José Graziano da Silva
He is a graduated agricultural engineer from the “Escola Superior de Agricultura Luiz de Queiroz” (Luiz de Queiroz Agricultural College) (Esalq) at USP (São Paulo University) and he has a doctor’s degree from Unicamp, José Graziano da Silva is the author of research studies on the subject of agrarian issues in Brazil. From 2003 to 2004, he participated in the advisory council when President Lula was in office as the extraordinary ministry of Food Safety and Fighting Hunger, as that was considered as the ‘father’ of the Zero Hunger Program.
New and old challenges
In this new administration, Graziano will face preexistent problems, such as the containment of price hikes of foods, as well as the concern for environmental issues, such as the sustainable usage of water and other natural resources as well. “Globalization has raised the prices of commodities due to the financial speculation in 2008, as a result of the international financial crisis, since, due to a combination of factors, the investment in agricultural commodities has been shown as a good destination for countries, companies, and monetary funds. Climatic adversities have contributed to the drop in the food supply, which resulted in unprecedented increases in the prices of foods and, even worse, a decreased supply. The challenge, for the globalized world is to guarantee adequate production and productivity levels in poorer countries, with high and medium input, so that the trade balance between supply and demand can remain stable. There are countless other challenges, such as for example, the theme on ‘water’ and sustainable usage of natural resources, of which, due to its importance have brought about problems to the world population and even conflicts among countries”, Márcio Porto points out.

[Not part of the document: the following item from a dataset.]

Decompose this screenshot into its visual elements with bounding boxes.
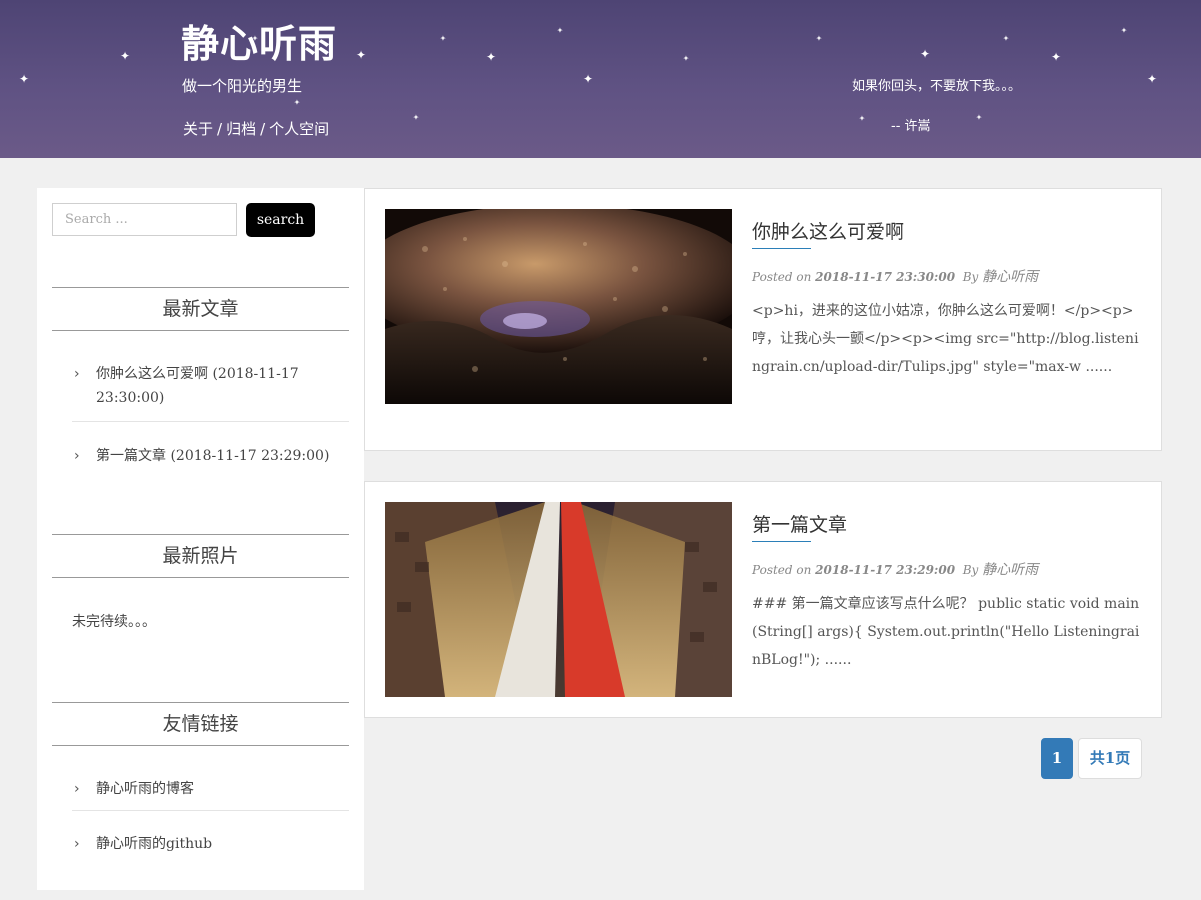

For Porto, FAO considers that the private sector plays an important role in the production of in nature and industrialized foodstuffs. “On the global level, it seeks and enters into partnerships with diverse representative entities in this sector; it produces a series of extremely important data for making decisions for its users, whether they are individual farmers or representative organizations in the private sector. In Brazil and most of the African countries, the FAO Representatives are in charge of establishing local contacts and encouraging the use of information generated by the Organization for the production of foodstuffs. All the established or adopted policies by the FAO, jointly with governments are focused on encouraging the production of foodstuffs. The Organization has defined as one of its responsibilities the establishment of government policies by the governments by its member counties.
Márcio Porto is a plant physiologist and he joined Embrapa in 1974. He spent seven years in the CGIAR (Consultative Group on International Agricultural Research), in Ibadan, Nigeria and afterwards at the IITA (International Institute of Tropical Agriculture, as an Agricultural Engineer. He coordinated the project in Maputo, Mozambique, a research project that included 11 African countries. More recently, Dr. Porto worked for FAO. It was the regional Assistant representative to Latin American and the Caribbean, the FAO representative in Chile and also represented the organization in Cuba, he acted in the FAO as the head of the division of Harvesting and Pasturing.